29th May 2019 - Andrew

We wake, indulge in a Thea’s breakfast (apricots from the trees below us this time - no strawberries) and head to a little town called Pigi. Pigi is high in the hills (everywhere in Ikaria is steeply up from the coast) and we park by a little church and walk the last 10 minutes through a pine forest to a famous monastery.

This place was built directly into the rock high in the mountains to protect it from pirates - it is hidden in the landscape. As we enter the area all is silent - no signs of human life. We discover a few small rock chambers closed in with drystone walls and then among the rough rock a church and a small circular parapet with great views.

We explore quietly and find a small tearoom where a greek lady tells us we might enter the church or go forward to the monastery. - we walk upwards and find the monastery chapel built under a huge overhanging rock. The door is a four foot iron heavy thing - inside a tiny chapel that you can hardly stand in.
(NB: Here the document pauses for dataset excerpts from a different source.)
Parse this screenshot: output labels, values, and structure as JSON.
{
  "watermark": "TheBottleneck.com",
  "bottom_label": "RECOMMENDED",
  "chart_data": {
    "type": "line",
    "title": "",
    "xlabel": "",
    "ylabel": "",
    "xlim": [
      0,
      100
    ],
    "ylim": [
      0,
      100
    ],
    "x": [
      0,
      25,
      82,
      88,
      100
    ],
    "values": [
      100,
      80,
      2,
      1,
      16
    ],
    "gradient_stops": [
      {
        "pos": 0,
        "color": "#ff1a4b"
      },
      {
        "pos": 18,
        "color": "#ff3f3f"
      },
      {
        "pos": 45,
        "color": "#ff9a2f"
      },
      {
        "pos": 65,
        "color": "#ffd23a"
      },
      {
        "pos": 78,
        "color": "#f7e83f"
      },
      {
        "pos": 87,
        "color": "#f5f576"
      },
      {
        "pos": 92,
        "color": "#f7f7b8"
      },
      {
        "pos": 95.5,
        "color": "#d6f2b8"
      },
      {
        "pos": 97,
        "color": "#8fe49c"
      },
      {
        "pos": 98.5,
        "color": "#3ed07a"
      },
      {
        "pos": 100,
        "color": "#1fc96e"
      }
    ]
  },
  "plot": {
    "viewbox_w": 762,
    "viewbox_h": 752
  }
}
There are icons and a beautiful woodwork altar from the 1800’s (still bright with colour) and a tiny triangular window cut through the wall to provide light.
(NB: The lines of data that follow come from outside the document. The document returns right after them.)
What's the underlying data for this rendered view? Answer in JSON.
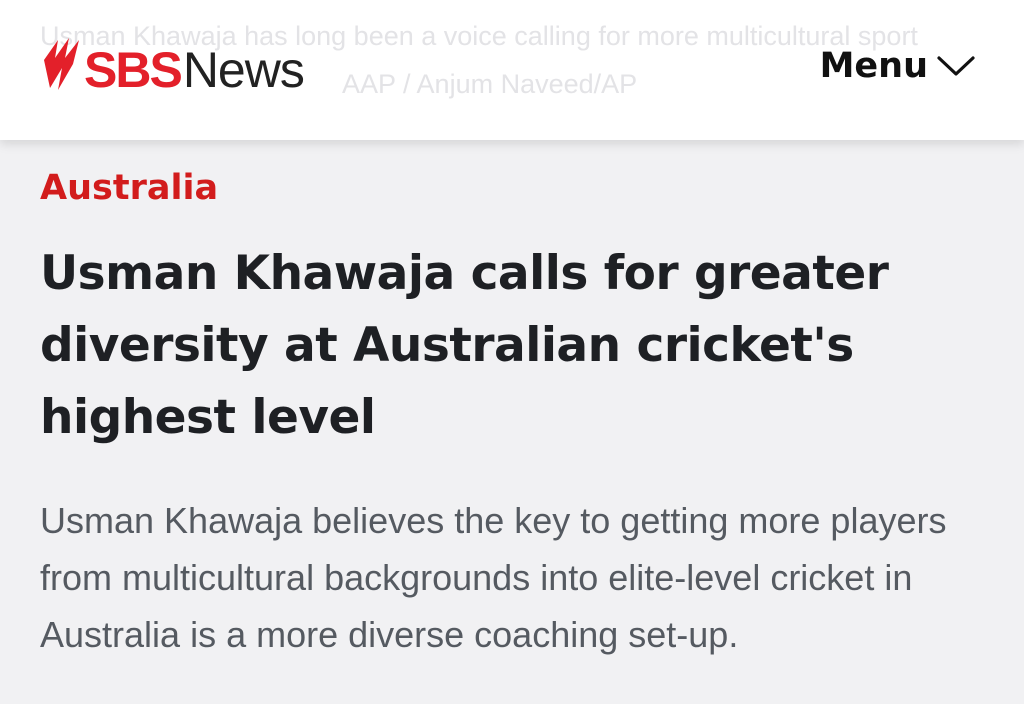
{
  "header": {
    "background_caption_line1": "Usman Khawaja has long been a voice calling for more multicultural sport",
    "background_caption_line2": "AAP / Anjum Naveed/AP",
    "logo_text_sbs": "SBS",
    "logo_text_news": "News",
    "menu_label": "Menu",
    "brand_color": "#e3202a"
  },
  "article": {
    "category": "Australia",
    "category_color": "#d21c1c",
    "headline": "Usman Khawaja calls for greater diversity at Australian cricket's highest level",
    "summary": "Usman Khawaja believes the key to getting more players from multicultural backgrounds into elite-level cricket in Australia is a more diverse coaching set-up."
  },
  "icons": {
    "logo": "sbs-logo-icon",
    "menu": "chevron-down-icon"
  }
}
We sit quietly below (and meet some German travellers) for a while. We see lots of small, fast lizards when we watch and one perfectly camouflaged one. We watch quietly. Another quiet space built into the rock is restored as a traditional living space, it is dark and cool with large urns, a goatskin rug on the floor and a heath and fireplace. I sit there for a bit in the quiet.

On our way out we go into the more modern church. This old small chapel is painted inside all over with the weird orthodox iconography - strange images of Christ lassoing a dragon and endless Saints in stern disapproving rows. People have left talismans for blessings in cheap metal with all kinds of icons on them - people, babies, houses and a car?

29th May 2019 - Cara

This place reminds me of Cuba in that things are not very well sign posted. We make our way to Pigi which is a tiny, empty collection of houses. Hard to call it a village even. Then park and wander for a while to find a monastery.
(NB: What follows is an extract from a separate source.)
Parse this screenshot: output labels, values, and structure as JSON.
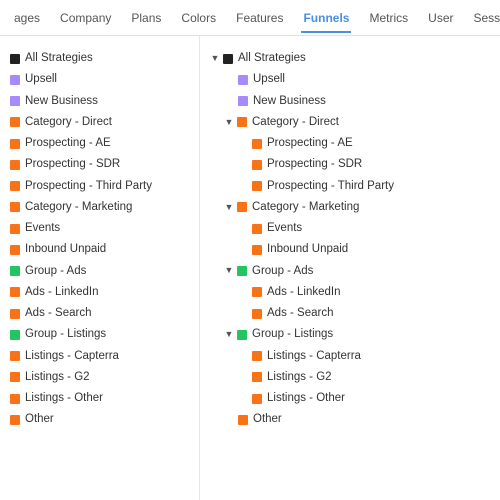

Eventually we find a beautiful pine-lined road that leads there. I have visions of Tolkien. The landscape here is green, wooded, mossy with very tall trees above and pine needles below. In the not so far distance the sea is visible - almost always so on an island. The monastic space is so quiet, peaceful and beautiful. I’m really glad we are here with no other people. When the two german men arrive they fit our vibe well. We chat quietly about our holidays (they have business in Greece and visited this place for a holiday) and how lovely the space is, other than this we just quietly share the same space. We haven't plucked up courage to open the door under the hover hanging rock - the talkative German went up and did this first then the rest of us copied him.

The lizards were amazing. We noticed them after the Germans left when we came back from exploring the pretty wooded slope behind the chapel. Then they were everywhere - mostly green fast smallish ones. And then the large dragon like, grey , armoured, sharp clawed camouflaged one arrived. The colours in the chapel and church are bright and colourful - pink, blue, orange ect.

The long beach we walk is unusual for being sandy. It has three interesting signs where you can park (although it’s alongside a road so you could park anywhere and wonder down), no nudism, no free camping and no pets swimming. The last is interesting - we assume it means no pets on the beach. Why would you not let them swim? When we leave we see a group of dogs in a corral on the side. Perhaps this is where people leave there dog when they come to the beach?